Support for Platform-Specific Features

Sometimes, when testing our applications, we need to deal with platform-specific issues. AssertJ Swing provides the utility class Platform to overcome this type of issues.

Currently Platform provides one method, controlOrCommandKey() that returns the code of either the Command key (if MacOS) or the code of the Control key (if other than MacOS, for example Windows). A good example of the utility of this method is simulation of a user copying some text to the clipboard.

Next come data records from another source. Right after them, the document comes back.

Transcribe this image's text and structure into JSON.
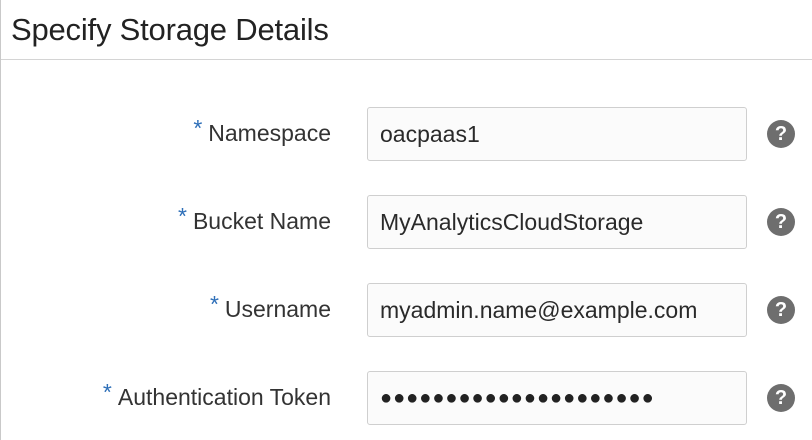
{
  "section": {
    "title": "Specify Storage Details"
  },
  "form": {
    "required_marker": "*",
    "help_glyph": "?",
    "fields": [
      {
        "label": "Namespace",
        "value": "oacpaas1",
        "type": "text"
      },
      {
        "label": "Bucket Name",
        "value": "MyAnalyticsCloudStorage",
        "type": "text"
      },
      {
        "label": "Username",
        "value": "myadmin.name@example.com",
        "type": "text"
      },
      {
        "label": "Authentication Token",
        "value": "●●●●●●●●●●●●●●●●●●●●●",
        "type": "password"
      }
    ]
  },
  "colors": {
    "required_marker": "#2e6fb8",
    "help_icon": "#6e6e6e",
    "field_border": "#cfcfcf",
    "text": "#333333"
  }
}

In windows we need to simulate a user pressing the keys Ctrl and C, while in MacOS we need to simulate a user pressing the keys Cmd and C. With AssertJ Swing we can simply write:

// import static org.assertj.swing.util.Platform.controlOrCommandKey;
// import static java.awt.event.KeyEvent.VK_C;

int controlOrCommand = controlOrCommandKey();

dialog.textBox("username").selectAll()
                          .pressKey(controlOrCommand)
                          .pressAndReleaseKeys(VK_C)
                          .releaseKey(controlOrCommand);

Testing containers without a frame

AssertJ Swing provides the utility class Containers to help test a Container (e.g. a JPanel) without having a Frame (or JFrame). The following code listing shows how to test our own JPanel of type MyCoolJPanel:

// import static org.assertj.swing.fixture.Containers.showInFrame;

private FrameFixture frameFixture;

@Before
public void setUp() {
  MyCoolJPanel panel = createPanel() // create panel in EDT.
  frameFixture = showInFrame(panel);
}

AssertJ Swing will show the panel in a JFrame, wrapped in a FrameFixture.